Мсье М. пришел в ужас.
– Господи, мой мальчик, что с тобой?
– А ты как думаешь… Три таких чемодана сегодня уже опустошил, раздал, поклеил… Весь город обошел. И в Отей и в Пасси здесь у нас… Весь город обернул в них!
Альфред срочно позвал пани Шиманскую, чтобы она приготовила раствор, таз с теплой водой; началась суета вокруг Клемана, тот только того и ждал, оказавшись в центре внимания, он рассказывал о происходящем:
– Вы тут сидите и ничего не знаете, а между тем мы взяли под контроль инфраструктуру страны и сельское хозяйство.

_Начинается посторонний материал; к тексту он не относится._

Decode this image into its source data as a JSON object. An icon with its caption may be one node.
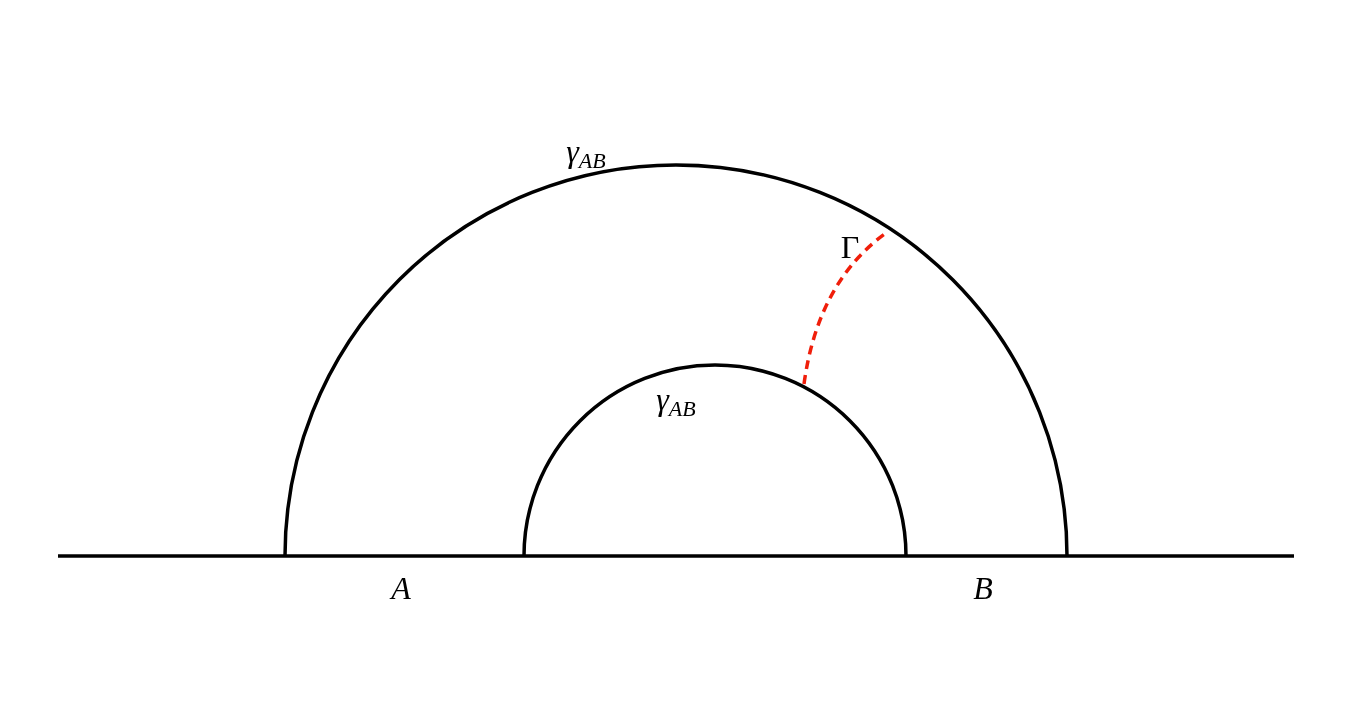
{
  "diagram": {
    "labels": [
      "*γ*$_{AB}$",
      "Γ",
      "*γ*$_{AB}$",
      "A",
      "B"
    ]
  }
}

Больницы, школы, ясли – все в наших руках. Скоро мы раздавим этих буржуев.
Мсье М. заметил, что Клеман опять изодрался.
– А где та куртка, которую тебе принесла Маришка?
– А ты как думаешь? Ее сорвал с меня ажан.
Мсье М. порылся в шкафах, собрал ворох – рубашки, пиджаки, брюки, попросил пани Шиманскую ушить их для Клемана, он поел и пошел спать, наутро, с кислой миной от боли в ступнях, примерил изготовленный для него костюм и пришел в удивившее меня негодование.
– Вы хотите, чтобы я носил это? Хотите, чтобы я так ходил? Да вы издеваетесь надо мной! Я вам не какой-нибудь клоун!
Пани Шиманская обиделась. Бессердечный Клеман сорвал со спинки стула мой старый пиджак, буркнул, что берет его поносить, взял чемодан и был таков.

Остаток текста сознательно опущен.